- Episode no.: Season 7 Episode 9
- Directed by: Miguel Sapochnik
- Written by: Sara Hess
- Original air date: January 17, 2011

Guest appearances
- Matthew Lillard as Jack; Sprague Grayden as Eva; Jennifer Crystal Foley as Rachel Taub; Shyloh Oostwald as Daisy; Candice Bergen as Arlene Cuddy;

Episode chronology
| ← Previous "Small Sacrifices" | Next → "Carrot or Stick" |
- House season 7

= Larger than Life (House) =

"Larger than Life" is the ninth episode of the seventh season of the American medical drama House. It aired on Fox on January 17, 2011.

==Plot==

When a musician named Jack (guest star Matthew Lillard) puts his life on the line to save a stranger who fell onto subway tracks, he emerges unscathed, then suddenly collapses, much to his young daughter Daisy's distress. The team works to diagnose his problem as his condition worsens, with only House remaining cynical about his heroism. Masters insists it must be an infection, but House dismisses the idea. Jack, who is away from home most of the time touring with his band, decides to give it up to be with his wife and daughter.

Taub draws unexpected attention when his face graces billboards advertising the hospital. As Taub and his wife reignite a physical relationship, Masters’ outside perspective helps him realize that it is time to take drastic action on his crumbling marriage.

Meanwhile, House trades barbs with an abrasive clinic patient, only to realize to his horror that she is Cuddy's mother Arlene (guest star Candice Bergen), come to check out her daughter's boyfriend. He lies in a futile attempt to avoid a dinner with Cuddy, Arlene, and Wilson, even though it is Cuddy's birthday. The dinner is very uncomfortable for all. House's solution is to secretly drug both Arlene and Wilson into unconsciousness. The next day, before he is forced to apologize, Arlene lets slip that she thinks she just drank too much. She tells House that she approves of his relationship with Cuddy. Then, as she is leaving, she remarks that she does not like children because she always catches diseases from them.

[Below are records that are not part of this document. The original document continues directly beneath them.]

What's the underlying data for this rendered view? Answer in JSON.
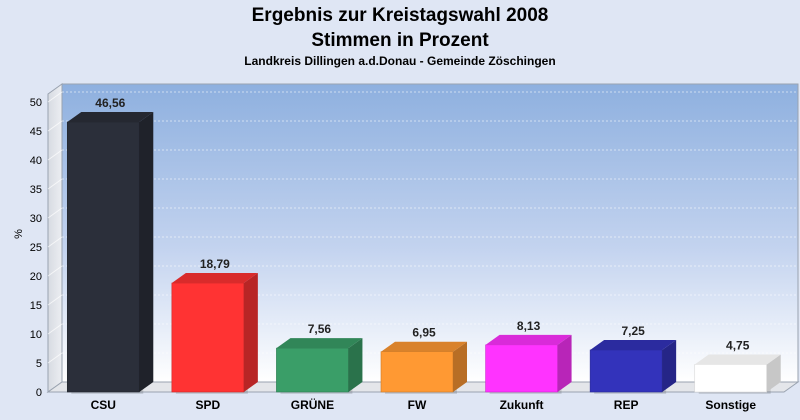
{
  "chart_data": {
    "type": "bar",
    "title": "Ergebnis zur Kreistagswahl 2008",
    "title2": "Stimmen in Prozent",
    "subtitle": "Landkreis Dillingen a.d.Donau - Gemeinde Zöschingen",
    "xlabel": "",
    "ylabel": "%",
    "ylim": [
      0,
      50
    ],
    "yticks": [
      0,
      5,
      10,
      15,
      20,
      25,
      30,
      35,
      40,
      45,
      50
    ],
    "grid": true,
    "categories": [
      "CSU",
      "SPD",
      "GRÜNE",
      "FW",
      "Zukunft",
      "REP",
      "Sonstige"
    ],
    "values": [
      46.56,
      18.79,
      7.56,
      6.95,
      8.13,
      7.25,
      4.75
    ],
    "value_labels": [
      "46,56",
      "18,79",
      "7,56",
      "6,95",
      "8,13",
      "7,25",
      "4,75"
    ],
    "colors": [
      "#2b2f3a",
      "#ff3333",
      "#3a9e68",
      "#ff9933",
      "#ff33ff",
      "#3333bb",
      "#ffffff"
    ]
  }
}
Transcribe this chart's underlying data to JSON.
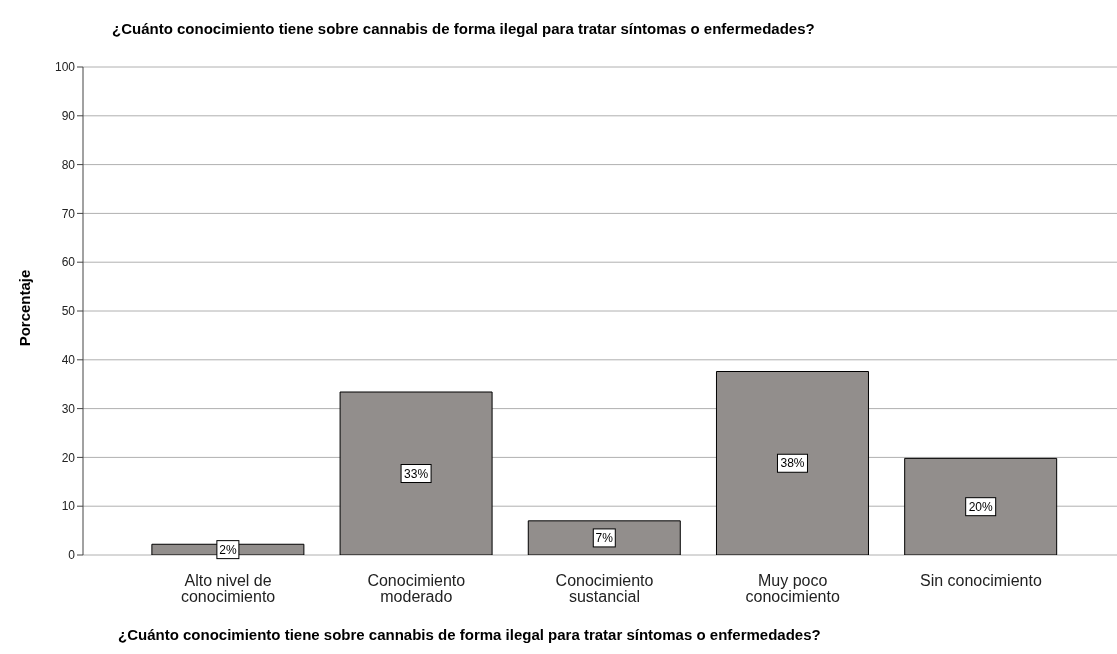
{
  "chart_data": {
    "type": "bar",
    "title": "¿Cuánto conocimiento tiene sobre cannabis de forma ilegal para tratar síntomas o enfermedades?",
    "xlabel": "¿Cuánto conocimiento tiene sobre cannabis de forma ilegal para tratar síntomas o enfermedades?",
    "ylabel": "Porcentaje",
    "categories": [
      "Alto nivel de conocimiento",
      "Conocimiento moderado",
      "Conocimiento sustancial",
      "Muy poco conocimiento",
      "Sin conocimiento"
    ],
    "values": [
      2.2,
      33.4,
      7.0,
      37.6,
      19.8
    ],
    "value_labels": [
      "2%",
      "33%",
      "7%",
      "38%",
      "20%"
    ],
    "color": "#928e8c",
    "ylim": [
      0,
      100
    ],
    "yticks": [
      0,
      10,
      20,
      30,
      40,
      50,
      60,
      70,
      80,
      90,
      100
    ],
    "grid": "y"
  }
}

House realizes that Daisy has given Jack chicken pox, a very serious disease when first contracted as an adult. When questioned, Jack's wife Eva reveals she has kept her daughter out of school because of an outbreak, but Daisy is still a carrier. Jack turns out to be one of the 5% who do not show the typical symptoms. It is easy enough to cure, once properly diagnosed.

As Jack recovers, he informs Eva (guest star Sprague Grayden) that the band needs him for just a few more performances. In private, Eva tells a puzzled Taub that this is what Jack always does. He has not been changed at all by his experience. Taub goes home and tells his wife that they should get a divorce; he cannot give up his philandering, and it hurts her so much, she has turned to an online relationship for emotional comfort.

==Reception==
===Critical Response ===
The A.V. Club gave this episode a B− rating.